Millennials In The New Millennium

Millennials Or Extraterrestrials?
By Kat Piracha

“A new breed of (blank) is about to attack everything you hold sacred: from giving orders, to your starched white shirt and tie. They are called, among other things, "Millennials."

“American worker” is supposed to be in the (blank) in the above statement. But according to two specials from CBS’s 60 Minutes, "The Millennials Are Coming" and "The Echo Boomers," this is how young American adults in the workplace are. It almost seems like they are not speaking of human beings. It sounds like the description of an extraterrestrial attack.

New generations of “Millennials” or “Echo Boomers” are coming, and they are going to replace the baby boomers in the work place, run offices with the most up-to-date technology, and allow coworkers to perform in flip-flops on hot days.

I think I read about this in the Book of Revelation. This is surely a sign of the Apocalypse. First terrorists drove planes into our towers killing thousands of civilians, then the U.S. occupied Iraq, the country is sliding into a recession, homeowners are barely capable of covering their mortgages, and “Millennials” work with their ipods on.

Perhaps many young Americans do seem non-traditional in corporate America. However, many institutions do groom students in preparation for the work place. These “Millennials” go on to blend into corporate America. Is there going to be a 60 Minutes on them? Probably not. These shows are propaganda. The two episodes on young Americans not fitting in with Baby Boomers in the work place seems like a story done because of outraged employers, upset by the few employees that have shocked them.

Take the alumni of college preparatory schools from the Northeast, alumni from private and Ivy League schools and see if they conform to these “Millennial” behaviors. At Maria Regina Preparatory High School for girls in Westchester, New York, a seminar is offered every year for girls in their junior year about etiquette in the work place.

That means at the tender years of 16, these young women are taught that any piercing and/or tattoos they may get in the near future should be able to be covered up when they enter the work place. They are taught to arrive 15 minutes before a job interview, write thank you notes, and not use slang around their employers.

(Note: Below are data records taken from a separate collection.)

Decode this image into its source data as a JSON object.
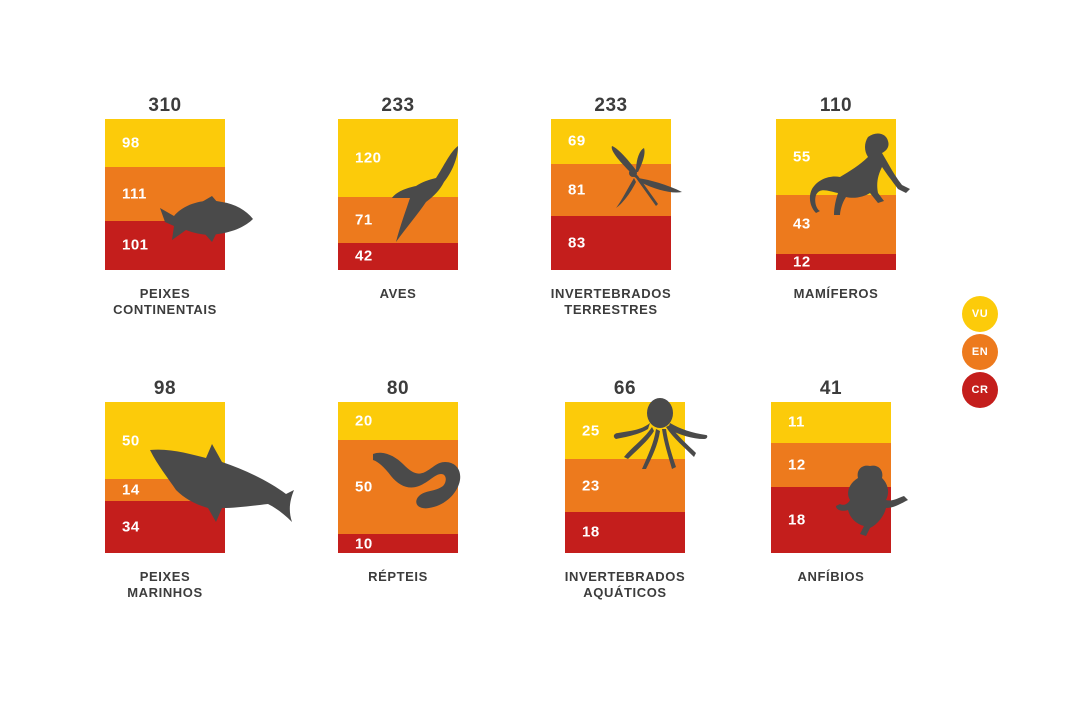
{
  "chart_data": {
    "type": "bar",
    "stacked": true,
    "stack_order": [
      "CR",
      "EN",
      "VU"
    ],
    "categories": [
      {
        "name": "PEIXES\nCONTINENTAIS",
        "total": "310",
        "VU": 98,
        "EN": 111,
        "CR": 101,
        "icon": "fish-icon"
      },
      {
        "name": "AVES",
        "total": "233",
        "VU": 120,
        "EN": 71,
        "CR": 42,
        "icon": "bird-icon"
      },
      {
        "name": "INVERTEBRADOS\nTERRESTRES",
        "total": "233",
        "VU": 69,
        "EN": 81,
        "CR": 83,
        "icon": "dragonfly-icon"
      },
      {
        "name": "MAMÍFEROS",
        "total": "110",
        "VU": 55,
        "EN": 43,
        "CR": 12,
        "icon": "monkey-icon"
      },
      {
        "name": "PEIXES\nMARINHOS",
        "total": "98",
        "VU": 50,
        "EN": 14,
        "CR": 34,
        "icon": "shark-icon"
      },
      {
        "name": "RÉPTEIS",
        "total": "80",
        "VU": 20,
        "EN": 50,
        "CR": 10,
        "icon": "snake-icon"
      },
      {
        "name": "INVERTEBRADOS\nAQUÁTICOS",
        "total": "66",
        "VU": 25,
        "EN": 23,
        "CR": 18,
        "icon": "octopus-icon"
      },
      {
        "name": "ANFÍBIOS",
        "total": "41",
        "VU": 11,
        "EN": 12,
        "CR": 18,
        "icon": "frog-icon"
      }
    ],
    "legend": {
      "placement": "right",
      "entries": [
        {
          "key": "VU",
          "label": "VU",
          "color": "#fccb0a"
        },
        {
          "key": "EN",
          "label": "EN",
          "color": "#ed7a1d"
        },
        {
          "key": "CR",
          "label": "CR",
          "color": "#c41e1c"
        }
      ]
    },
    "title": "",
    "xlabel": "",
    "ylabel": "",
    "grid": false
  },
  "colors": {
    "vu": "#fccb0a",
    "en": "#ed7a1d",
    "cr": "#c41e1c",
    "text": "#3c3c3c",
    "silhouette": "#4a4a4a"
  }
}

At Saint Gregory the Great school in Harrison, New York a private school for grades K-8, administrators take students from grade six and up on periodic dinners to demonstrate proper dinner etiquette and suitability for the future. These young students are taught to sit up, put napkins on their laps, use cutlery, among other courtesies. Where are these students on the 60 Minutes reports?

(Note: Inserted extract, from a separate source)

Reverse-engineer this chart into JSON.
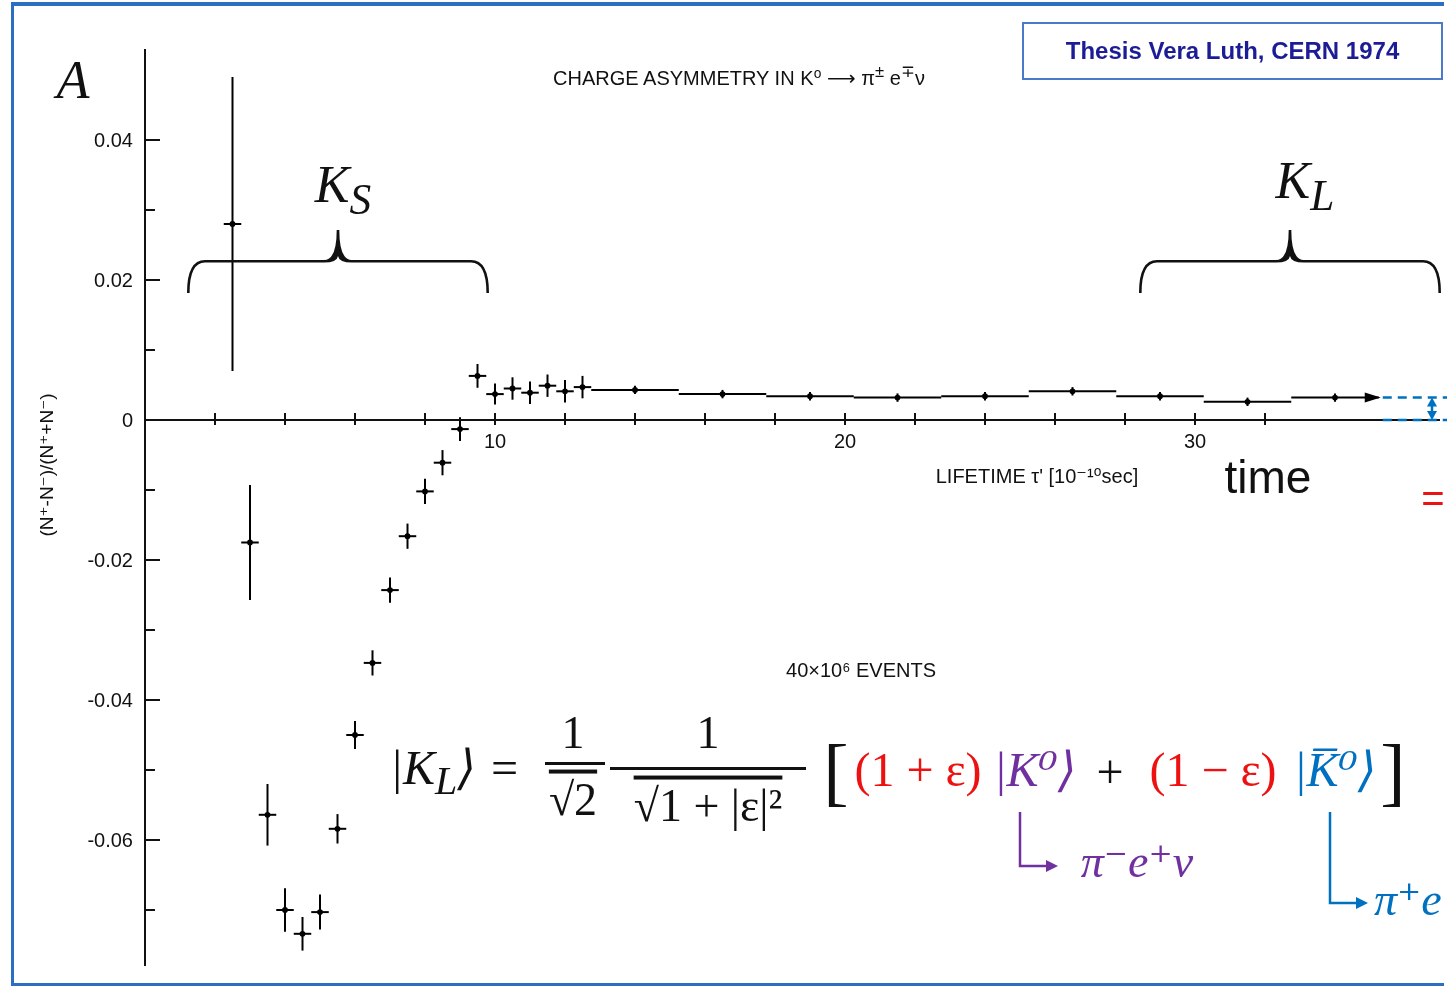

Tiffany Mayuga, a recent graduate of Manhattanville College, a private liberal arts and science college has just been hired to work as a part of a marketing company in the Mecca of corporate America, midtown Manhattan.

At the ripe age of 23, her work wardrobe consists of button down shirts and black power suits. She has no tattoos and only one piercing on each ear. “It's unfair to put that (prejudice) on us and assume that because we’re computer savvy we’re inefficient,” says Mayuga. It’s more than the way we dress to go to work, or whether we listen to iPods when we work. It’s about our ability to meet deadlines.”

Tiffany Mayuga defies
the stereotype offered
by 60 Minutes.

Rest assured America. Historian Neil Howe and co-author William Strauss who were interviewed on 60 Minutes have spent a majority of their careers studying generations and have come to the grand conclusion that this generation of young adults will be different from the previous generation of baby-boomers. Shocking.

Both 60 Minutes reports seem incredibly biased. To dissect a generation under a camera lens is a waste of intelligent peoples' time. You don’t have to be a historian or an academic to realize that there will be personality differences between generations. It’s nature. Without progress, we would still be in a cave in Pangaea carving obscure figures on walls.